After sitting some time the royal visitors returned to the palace, where the queen said to the prince, in great anger: “My son, I gave the box of jewels to the ridiculous young person in question; and, while she was courteous in receiving it from me, it was given at once to her kitchen servants. After that, no matter how I addressed her, there was no answer vouchsafed. She seemed unconscious, absolutely, [[221]]of my presence. I was obliged to return without an answer for you. My son, you are no longer a child. Henceforth you must attend to your own heart troubles.”

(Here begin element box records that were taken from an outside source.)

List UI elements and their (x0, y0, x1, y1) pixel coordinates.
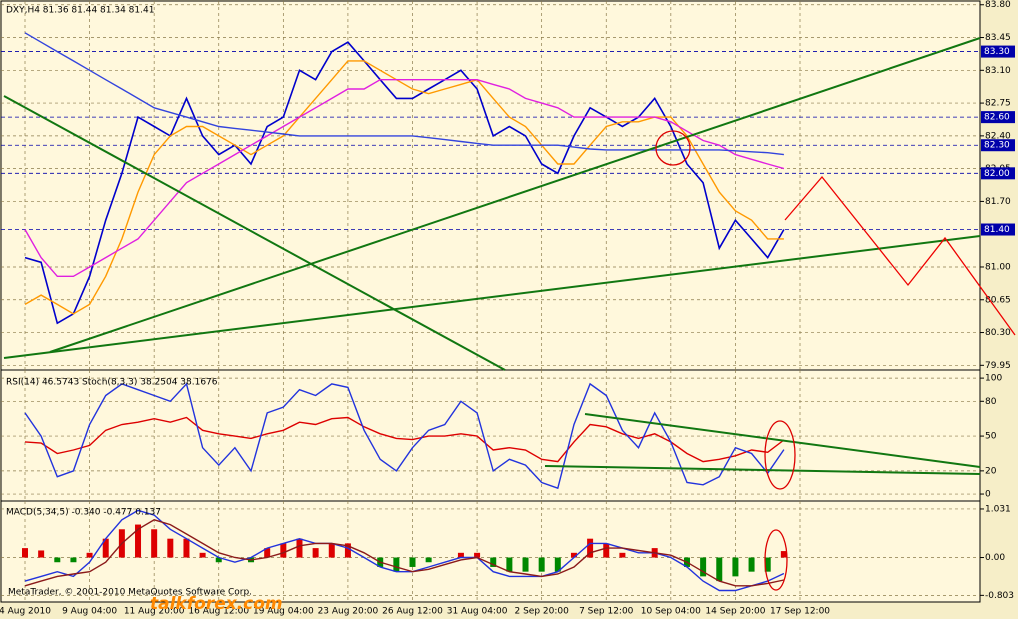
level-label: 82.60 (984, 113, 1010, 123)
watermark: talkforex.com (150, 594, 283, 614)
y-tick-label: 83.10 (985, 66, 1011, 76)
series-line (24, 32, 784, 156)
level-box (981, 223, 1015, 236)
series-line (24, 60, 784, 315)
y-tick-label: 20 (985, 466, 997, 476)
highlight-circle (764, 420, 796, 490)
level-box (981, 111, 1015, 124)
histogram-bar (457, 552, 464, 558)
histogram-bar (54, 557, 61, 563)
histogram-bar (328, 543, 335, 558)
histogram-bar (86, 552, 93, 558)
histogram-bar (538, 557, 545, 572)
histogram-bar (280, 543, 287, 558)
panel-title: RSI(14) 46.5743 Stoch(8,3,3) 38.2504 38.… (6, 378, 218, 388)
series-line (24, 79, 785, 277)
x-tick-label: 11 Aug 20:00 (124, 607, 185, 617)
x-tick-label: 14 Sep 20:00 (705, 607, 765, 617)
copyright: MetaTrader, © 2001-2010 MetaQuotes Softw… (8, 588, 252, 598)
y-tick-label: -0.803 (985, 591, 1014, 601)
histogram-bar (312, 548, 319, 558)
highlight-circle (764, 529, 788, 591)
histogram-bar (135, 524, 142, 558)
y-tick-label: 100 (985, 374, 1002, 384)
x-tick-label: 31 Aug 04:00 (447, 607, 508, 617)
level-box (981, 167, 1015, 180)
histogram-bar (570, 552, 577, 558)
x-tick-label: 19 Aug 04:00 (253, 607, 314, 617)
series-line (24, 382, 785, 490)
histogram-bar (716, 557, 723, 582)
projection-line (784, 175, 1016, 336)
level-box (981, 45, 1015, 58)
histogram-bar (603, 543, 610, 558)
x-tick-label: 16 Aug 12:00 (188, 607, 249, 617)
histogram-bar (554, 557, 561, 572)
y-tick-label: 0.00 (985, 553, 1005, 563)
histogram-bar (102, 538, 109, 558)
y-tick-label: 80 (985, 397, 997, 407)
histogram-bar (167, 538, 174, 558)
histogram-bar (700, 557, 707, 577)
y-tick-label: 81.00 (985, 262, 1011, 272)
histogram-bar (264, 548, 271, 558)
trend-lines (3, 37, 981, 475)
y-tick-label: 83.80 (985, 0, 1011, 10)
histogram-bar (393, 557, 400, 572)
y-tick-label: 50 (985, 432, 997, 442)
histogram-bar (215, 557, 222, 563)
histogram-bar (425, 557, 432, 563)
histogram-bar (183, 538, 190, 558)
histogram-bar (490, 557, 497, 567)
histogram-bar (587, 538, 594, 558)
histogram-bar (748, 557, 755, 572)
series-line (24, 519, 785, 587)
x-tick-label: 23 Aug 20:00 (318, 607, 379, 617)
x-tick-label: 26 Aug 12:00 (382, 607, 443, 617)
x-tick-label: 17 Sep 12:00 (770, 607, 830, 617)
x-tick-label: 4 Aug 2010 (0, 607, 51, 617)
plot-background (0, 0, 981, 603)
histogram-bar (732, 557, 739, 577)
level-label: 82.00 (984, 169, 1010, 179)
histogram-bar (780, 551, 787, 558)
y-tick-label: 81.70 (985, 197, 1011, 207)
y-tick-label: 82.40 (985, 131, 1011, 141)
level-label: 81.40 (984, 225, 1010, 235)
histogram-bar (522, 557, 529, 572)
y-tick-label: 79.95 (985, 361, 1011, 371)
series-line (24, 41, 785, 325)
x-tick-label: 7 Sep 12:00 (579, 607, 634, 617)
y-tick-label: 1.031 (985, 504, 1011, 514)
histogram-bar (296, 538, 303, 558)
level-box (981, 139, 1015, 152)
x-tick-label: 9 Aug 04:00 (62, 607, 117, 617)
x-tick-label: 10 Sep 04:00 (641, 607, 701, 617)
histogram-bar (764, 557, 771, 572)
y-tick-label: 82.75 (985, 99, 1011, 109)
chart-title: DXY,H4 81.36 81.44 81.34 81.41 (6, 6, 154, 16)
histogram-bar (619, 552, 626, 558)
histogram-bar (199, 552, 206, 558)
level-label: 83.30 (984, 47, 1010, 57)
histogram-bar (22, 548, 28, 558)
histogram-bar (38, 550, 45, 558)
y-tick-label: 0 (985, 490, 991, 500)
panel-title: MACD(5,34,5) -0.340 -0.477 0.137 (6, 508, 161, 518)
y-tick-label: 80.65 (985, 295, 1011, 305)
histogram-bar (409, 557, 416, 567)
series-line (24, 416, 785, 463)
histogram-bar (474, 552, 481, 558)
y-tick-label: 83.45 (985, 33, 1011, 43)
histogram-bar (506, 557, 513, 572)
histogram-bar (70, 557, 77, 563)
y-tick-label: 80.30 (985, 328, 1011, 338)
highlight-circle (655, 130, 691, 166)
level-label: 82.30 (984, 141, 1010, 151)
histogram-bar (344, 543, 351, 558)
histogram-bar (151, 529, 158, 558)
x-tick-label: 2 Sep 20:00 (514, 607, 569, 617)
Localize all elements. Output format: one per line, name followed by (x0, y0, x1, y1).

The prince retired to his own room and grieved all that day. The next morning he approached his mother again and, after kissing her hand three times, said: “O, my most revered queen mother! You hold my fate in your hands. You are a woman. Can you not find some way to the heart of this other woman for me?”
It was her only son who pleaded before the queen; and she, loving him greatly, turned the matter over in her mind, until thoughts of a very valuable string of pearls—which were her own private property—came to her.
“I will give her the pearls,” she said to the prince. “We will see what she will do with them.”
The grateful young man kissed both of his mother’s hands; after which she laid the pearls out beautifully in their casket, called her minister of state, and again went to the house across the way.
As upon the previous occasion, she was received with grave courtesy by the young princess; to whom she delivered the pearls, along with a more pressing message from the prince.
The young woman received the casket most graciously, [[222]]opened it, turned to her pet parrot—which hung in a cage near at hand—held before it the box in which the beautiful pearls were lying, and waited, silently, while the bird ate every one of them; grinding each, with a crackling sound, in his bill and swallowing it as if priceless pearls made his regular morning repast.
In open-mouthed astonishment the queen looked on; then, without having the ability to utter a word, she arose, swept from the room, and, with her minister of state, returned to the palace, from which the prince came running to meet her, saying:
“Ai, mother, most honored and beloved! Hasten! Tell me what thou hast to tell this time!”
“Ai, my son! Conquer this foolish madness, or no one is wise enough to foretell what will become of us. When I gave the matchless pearls—my most precious possession—into the hands of this mad creature, she received them courteously, but immediately fed them—as if they had been so many kernels of wheat—to her parrot, who swung in a cage near at hand. I could not speak for rage!”